Anyway! The gallery docent's central questions for us were around the relationships between art, craft, and consumerism, especially since Marimekko creator Armi Ratia's explicit intent was to create "a lifestyle", not just things for people to buy. I feel really strongly that wearable, usable, tangible objects CAN be and are often art. Why shouldn't they be? If they bring us joy, if they stimulate an emotion in us, if they challenge us or make us think, then to me, that brings them into the realm of art. Our docent quoted William Morris: “If you want a golden rule that will fit everything, this is it: Have nothing in your houses that you do not know to be useful or believe to be beautiful.” Yep, that seems like a pretty excellent thing to strive for.
I'll also say that I think clothing and self-fashioning are important and can be deeply meaningful, artistically and creatively. Just because you buy something and use it or wear it doesn't empty it of meaning and value. On the contrary - I think that choosing items to put on your body and then to go out into the world can be a powerful moment of meaning-making and of communication. (It's not always: sometimes clothes are for utility or safety or necessity. But clothes can be rich with intentional and chosen meaning, if you have the means and opportunity for them to be.) When I choose clothing, what other items have I chosen to pair with the thing I bought? How do I wear them? Where? Why? How do I FEEL when I wear them? How do others feel? Wearable art isn't just a cliche. Not everything we wear at all times has to be art, but the point is that it CAN be.
The Marimekko exhibit also raised themes around feminism and freedom in dressing, which I love thinking about and wrestling with. Armi Ratia intentionally chose simple, non-fitted silhouettes for her garments, at a time (post WW2) when fitted waists and skirts with volume were much more dominant. Both as a historian (I study beauty and body history in Canada during WW2) and as a woman who gets to choose what I wear, thinking about why and how people, especially women, have chosen to dress and style themselves, as well as the societal constraints and freedoms around clothing, gender, and style, feels natural and meaningful for me. A few months ago, I read Women in Clothes, a book which gave me SO much to think about (worth checking out if you're into these ideas!) I find the shapes, boldness, and brightness of Marimekko's clothing exciting and compelling; I also really admire Ratia's original intension, for women to have clothing that they can feel free in. Of the dresses they had on display at the gallery, I would enthusiastically wear all of them.

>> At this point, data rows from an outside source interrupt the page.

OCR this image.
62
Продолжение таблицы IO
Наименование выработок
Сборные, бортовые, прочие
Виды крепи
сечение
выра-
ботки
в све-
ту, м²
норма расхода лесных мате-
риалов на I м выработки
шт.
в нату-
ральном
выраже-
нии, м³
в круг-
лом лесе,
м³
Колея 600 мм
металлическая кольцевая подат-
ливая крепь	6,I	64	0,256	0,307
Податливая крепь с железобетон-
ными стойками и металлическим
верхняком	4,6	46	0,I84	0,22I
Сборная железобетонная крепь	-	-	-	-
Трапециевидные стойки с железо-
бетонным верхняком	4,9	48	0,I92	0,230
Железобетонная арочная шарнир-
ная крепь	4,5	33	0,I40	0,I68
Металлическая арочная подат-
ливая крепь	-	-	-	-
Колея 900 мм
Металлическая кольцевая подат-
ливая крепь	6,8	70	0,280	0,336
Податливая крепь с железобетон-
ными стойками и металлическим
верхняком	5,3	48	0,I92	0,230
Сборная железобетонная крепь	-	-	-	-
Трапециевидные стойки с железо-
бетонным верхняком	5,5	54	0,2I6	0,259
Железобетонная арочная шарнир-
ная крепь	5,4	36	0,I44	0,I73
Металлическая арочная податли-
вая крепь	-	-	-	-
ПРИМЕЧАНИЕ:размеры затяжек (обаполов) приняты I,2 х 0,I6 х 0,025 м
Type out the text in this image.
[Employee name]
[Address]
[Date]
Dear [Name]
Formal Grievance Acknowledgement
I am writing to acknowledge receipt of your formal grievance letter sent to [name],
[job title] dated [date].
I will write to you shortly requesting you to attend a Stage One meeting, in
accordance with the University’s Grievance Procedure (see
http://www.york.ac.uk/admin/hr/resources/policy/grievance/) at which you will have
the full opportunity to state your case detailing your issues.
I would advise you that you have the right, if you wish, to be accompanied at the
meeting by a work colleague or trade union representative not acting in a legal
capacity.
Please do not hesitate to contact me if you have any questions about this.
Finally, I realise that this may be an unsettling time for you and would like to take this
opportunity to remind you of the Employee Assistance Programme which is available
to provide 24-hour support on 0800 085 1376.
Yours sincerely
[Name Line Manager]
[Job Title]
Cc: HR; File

Finally, textiles in general are especially meaningful for me, as a person who sometimes gets to make her own fabric with yarn and needles, or to make her own yarn with fiber and a spindle. Seeing these fabrics was a real pleasure. One of the prints on display even struck me as a perfect inspiration for a knitted blanket, in the same vein as Angles by Martina Behm. I just find colour and pattern to be so powerful and stimulating! Definitely art. Important, joy-making, art.